Ahura Masda existia sob seus dois nomes como deus proto-iraniano antes do Profeta? Ele foi identificado sobre uma placa de prata do Luristão (século VIII/VII a.C.) ao lado de Zervan e Ahriman, formando uma tríade não zoroástrica com Zervan; do mesmo modo que, sobre uma placa em ouro de Hamadan do rei Ariaramme (v. -640/-590), ancestral dos aquemênidas, que proclamava: “Este país dos persas que eu possuo, provido de belos cavalos e de bons homens, foi o grande deus Ahuramasda quem ME deu.
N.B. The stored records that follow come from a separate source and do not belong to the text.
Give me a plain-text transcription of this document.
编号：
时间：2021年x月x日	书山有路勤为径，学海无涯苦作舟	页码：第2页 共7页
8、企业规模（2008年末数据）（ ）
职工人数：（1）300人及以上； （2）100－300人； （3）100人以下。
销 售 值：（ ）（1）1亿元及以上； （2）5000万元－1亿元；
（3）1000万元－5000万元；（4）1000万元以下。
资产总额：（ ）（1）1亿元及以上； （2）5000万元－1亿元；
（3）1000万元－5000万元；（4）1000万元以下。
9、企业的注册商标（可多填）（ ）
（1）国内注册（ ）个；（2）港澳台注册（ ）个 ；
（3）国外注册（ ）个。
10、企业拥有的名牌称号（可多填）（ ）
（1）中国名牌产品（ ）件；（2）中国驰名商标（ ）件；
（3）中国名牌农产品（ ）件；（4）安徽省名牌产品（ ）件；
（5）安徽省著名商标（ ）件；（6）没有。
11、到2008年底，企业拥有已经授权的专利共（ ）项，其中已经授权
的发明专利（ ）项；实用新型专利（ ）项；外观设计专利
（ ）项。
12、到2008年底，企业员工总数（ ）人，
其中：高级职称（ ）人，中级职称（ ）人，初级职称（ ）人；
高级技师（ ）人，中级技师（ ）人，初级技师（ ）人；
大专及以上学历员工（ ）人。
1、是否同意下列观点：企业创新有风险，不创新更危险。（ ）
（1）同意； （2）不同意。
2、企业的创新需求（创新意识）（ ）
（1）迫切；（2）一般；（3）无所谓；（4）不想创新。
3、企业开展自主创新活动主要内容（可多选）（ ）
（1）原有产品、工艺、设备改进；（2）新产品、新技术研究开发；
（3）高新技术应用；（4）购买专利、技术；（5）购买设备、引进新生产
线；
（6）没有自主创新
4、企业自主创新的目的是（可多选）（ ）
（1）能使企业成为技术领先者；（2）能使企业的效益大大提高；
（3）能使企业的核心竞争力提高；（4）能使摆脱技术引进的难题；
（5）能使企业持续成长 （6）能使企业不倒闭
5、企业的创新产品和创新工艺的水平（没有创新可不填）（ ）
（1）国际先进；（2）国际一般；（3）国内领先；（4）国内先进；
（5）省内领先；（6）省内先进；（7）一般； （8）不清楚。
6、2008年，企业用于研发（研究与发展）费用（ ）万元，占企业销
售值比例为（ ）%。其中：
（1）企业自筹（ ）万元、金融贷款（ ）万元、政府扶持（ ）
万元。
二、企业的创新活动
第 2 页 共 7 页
Eu sou o rei deste país.” A forma Ahuramasda, utilizada por Ariaramme, como por seus sucessores até Xerxes, não pode ser senão posterior à estilização em duas palavras por Zoroastro, que citava indiferentemente Ahura e Masda ou na ordem Ahura Masda ou Ahura (Sábio Senhor ou Senhor Sábio), indicação de uma primeira fase instável do nome divino. Mesmo que Zoroastro tenha encontrado seu deus supremo já munido do qualificativo Masda, que encarna a sabedoria, esse deus seria ainda feito muito à imagem dos homens para lhes servir de Príncipe imaculado da sabedoria. Não somente o Sábio iria purificá-lo de seus elementos naturalistas, como iria, com a transcendência, conferir-lhe uma sabedoria tal que o “Senhor Sabedoria” sairá completamente transfigurado de sua natureza precedente.
Zoroastro foi, sem dúvida, o primeiro profeta a pregar a unidade, o esplendor e a bondade de Deus com mais força e num plano transcendental mais elevado do que fez o místico faraó Aquenaton no Egito do século XIV a.C. Se Ahura Masda já era, anteriormente, revestido de aspectos morais idênticos aos de seu alterego indiano Varuna, guardião da ordem cósmica mas também justiceiro a quem os homens se submetiam como diante de um déspota, esse deus exigia ainda sacrifícios propiciatórios que precisamente Zoroastro iria rejeitar energicamente. Da mesma forma Mitra, que permaneceu ignorado pelo Sábio por seus aspectos antipáticos de deus da guerra presidindo ao Sacrifício ritual do touro e da embriaguez pelo haoma será introduzido posteriormente no culto zoroástrico, que não tinha adotado nenhum outro deus a não ser Ahura Masda. Nas Gâthâs aparece, antes dos filósofos da Atica, a primeira noção espiritualizada de Deus. O deus único de Zoroastro não preservou para si nada a não ser sua soberania sobre o cosmos que o envolve e que sua transcendência moral irá dominar completamente. O aspecto uraniano se vê fortemente penetrado de moralização zoroástrica. Ahura Masda diz: “A mim os bons pensamentos, as boas palavras, as boas ações, e eu tenho por vestimenta o céu, que foi o primeiro a ser criado deste mundo material… os bons pensamentos, as boas palavras, as boas ações são meu alimento”. (Dr. IX, 30.7).
A dualidade de aspectos panteístas e morais apresenta a clivagem teológica efetuada por Zoroastro na sublimação de Ahura Masda, pois dali em diante ele não mais se identifica com o universo que não faz mais do que vesti-lo. Entretanto, se ele transcende os elementos da criação física, não continua sendo o Pai do Fogo primordial (Atar), o Polo da Luz essencial que precede e engendra os fogos estelares do cosmos.
Mas a “luz” do grande deus masdeísta torna-se, para o Autor das Gâthâs, sinônimo de “pensamento puro”.